The surrealism in this film is constituted by the widely unusual camera angles, film noir style, and from bizarre imagery, such as the white expressionless mask that Edna wears for the majority of the film. The mask later inspired the guise for infamous horror icon, Michael Myers.


4. The City of Lost Children (1995) Directed by Jean-Pierre Jeunet and Marc Caro

The City of Lost Children (1995)

The City of Lost Children is truly unique. In this film, an aging scientist kidnaps children in attempt to steal their dreams, hoping that they can slow his aging process. Among the children he abducted is the younger brother of One, a carnival strongman, whom of which attempts to find him with the help of Miette, a young girl and thief and from there everything unfolds among a drab industrial society.

What makes this film great is its unusual camera angles, daunting sound effects and, of course, the remarkable acting. The characters are quite unique and range from conjoined twins to a talking brain in a tank. Ron Perlman, the star in this film, was the only person who was unable to speak French. To this day he still insists that his French is atrocious.


5. Enter the Void (2009) Directed by Gaspar Noé

Enter the Void (2009)

Gasper Noé is known for his visionary and innovative filmmaking and Enter the Void is no exception. This film’s premise loosely follows The Tibetan Book of the Dead, a Buddhist book about the afterlife.

In the book, the afterlife is divided into different stages as the spirit watches over the living for an unspecified amount of time until it starts to experience nightmares then the spirit begins to reincarnate. In the film, a young man named Oscar who was shot by police during a drug deal, is now able to watch over his family and friends in the afterlife.

This film’s cinematography creates an intense and beautiful visual experience. It is filled with psychedelic imagery, techno music, and spectacular camera angles.

The little details in this film add to the experience as well. The POV shots are extremely impressive and even seem to show when the character blinks. The visuals in this film really make it into a marvelous escapade, however, those with epilepsy or a sensitivity to bright flashing lights should probably sit this one out.


6. The Discreet Charm of the Bourgeoisie (1972) Directed by Luis Buñuel

The Discreet Charm of the Bourgeoisie

Buñuel really is the master of surrealist cinema and The Discreet Charm of the Bourgeoisie is considered by some to be his best film. The story surrounds a group of six wealthy people who continually have their dinner interrupted.

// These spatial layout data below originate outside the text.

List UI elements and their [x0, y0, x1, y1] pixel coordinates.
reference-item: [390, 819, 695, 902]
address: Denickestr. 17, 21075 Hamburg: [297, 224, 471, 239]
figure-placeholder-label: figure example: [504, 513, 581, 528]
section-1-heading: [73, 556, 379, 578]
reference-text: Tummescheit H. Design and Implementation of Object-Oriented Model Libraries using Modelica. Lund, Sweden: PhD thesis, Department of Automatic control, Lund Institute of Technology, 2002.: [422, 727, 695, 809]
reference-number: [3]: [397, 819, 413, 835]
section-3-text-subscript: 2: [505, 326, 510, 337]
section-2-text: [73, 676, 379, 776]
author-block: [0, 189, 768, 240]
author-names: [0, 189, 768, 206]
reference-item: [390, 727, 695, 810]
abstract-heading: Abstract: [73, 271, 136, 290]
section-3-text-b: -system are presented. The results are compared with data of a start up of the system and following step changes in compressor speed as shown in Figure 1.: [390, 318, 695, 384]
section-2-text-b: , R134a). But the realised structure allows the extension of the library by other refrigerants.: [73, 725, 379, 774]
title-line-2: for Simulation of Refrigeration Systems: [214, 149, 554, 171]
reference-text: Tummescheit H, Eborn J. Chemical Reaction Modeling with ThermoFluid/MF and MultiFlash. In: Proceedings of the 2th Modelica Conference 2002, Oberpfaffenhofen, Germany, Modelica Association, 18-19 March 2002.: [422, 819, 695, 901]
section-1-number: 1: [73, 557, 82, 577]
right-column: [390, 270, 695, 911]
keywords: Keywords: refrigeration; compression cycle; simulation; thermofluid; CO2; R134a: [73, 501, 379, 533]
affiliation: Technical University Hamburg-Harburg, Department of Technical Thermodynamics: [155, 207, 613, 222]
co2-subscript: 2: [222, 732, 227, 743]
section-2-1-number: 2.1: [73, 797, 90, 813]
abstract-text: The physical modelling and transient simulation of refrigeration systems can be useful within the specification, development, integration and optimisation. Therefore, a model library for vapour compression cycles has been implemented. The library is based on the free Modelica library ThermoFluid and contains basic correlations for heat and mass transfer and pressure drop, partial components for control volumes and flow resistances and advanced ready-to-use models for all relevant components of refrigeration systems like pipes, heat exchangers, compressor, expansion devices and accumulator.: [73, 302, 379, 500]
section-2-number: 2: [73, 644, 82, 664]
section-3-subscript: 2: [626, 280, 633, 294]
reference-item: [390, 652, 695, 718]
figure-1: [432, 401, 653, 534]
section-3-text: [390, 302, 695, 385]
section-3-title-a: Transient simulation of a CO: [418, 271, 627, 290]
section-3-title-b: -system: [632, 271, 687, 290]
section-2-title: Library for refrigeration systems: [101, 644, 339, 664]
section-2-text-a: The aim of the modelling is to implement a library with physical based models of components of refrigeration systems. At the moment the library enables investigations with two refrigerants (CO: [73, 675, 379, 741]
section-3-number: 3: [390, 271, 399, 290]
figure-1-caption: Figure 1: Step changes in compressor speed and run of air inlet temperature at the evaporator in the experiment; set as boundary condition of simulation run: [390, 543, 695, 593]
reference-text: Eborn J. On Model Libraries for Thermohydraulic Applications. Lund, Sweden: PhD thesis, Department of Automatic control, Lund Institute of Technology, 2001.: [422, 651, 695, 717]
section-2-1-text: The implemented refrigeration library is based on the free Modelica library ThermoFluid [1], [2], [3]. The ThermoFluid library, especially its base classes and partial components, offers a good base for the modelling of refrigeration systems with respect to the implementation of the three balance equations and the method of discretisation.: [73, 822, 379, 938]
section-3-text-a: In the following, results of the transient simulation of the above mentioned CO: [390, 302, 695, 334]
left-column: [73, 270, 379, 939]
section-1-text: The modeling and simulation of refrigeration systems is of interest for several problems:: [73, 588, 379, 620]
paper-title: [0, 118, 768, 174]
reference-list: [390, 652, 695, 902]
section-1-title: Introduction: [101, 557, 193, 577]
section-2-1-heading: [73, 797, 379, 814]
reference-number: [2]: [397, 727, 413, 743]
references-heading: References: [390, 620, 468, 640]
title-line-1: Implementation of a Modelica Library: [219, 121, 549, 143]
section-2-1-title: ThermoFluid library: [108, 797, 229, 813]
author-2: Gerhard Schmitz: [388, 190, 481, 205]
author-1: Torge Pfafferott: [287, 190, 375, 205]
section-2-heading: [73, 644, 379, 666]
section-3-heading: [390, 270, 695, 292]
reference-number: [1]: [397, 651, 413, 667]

However, the film is virtually plotless and travels seamlessly between reality and a dream world.

Buñuel easily shows how apathetic and conceited those in the ruling class are through bizarre and absurd scenes and dialogue. This film also contains three of Buñuel’s recurring dreams: forgetting his lines on stage, seeing his deceased cousin on the street and following him to a cobwebbed filled home, and waking up to his deceased parents watching him while he slept.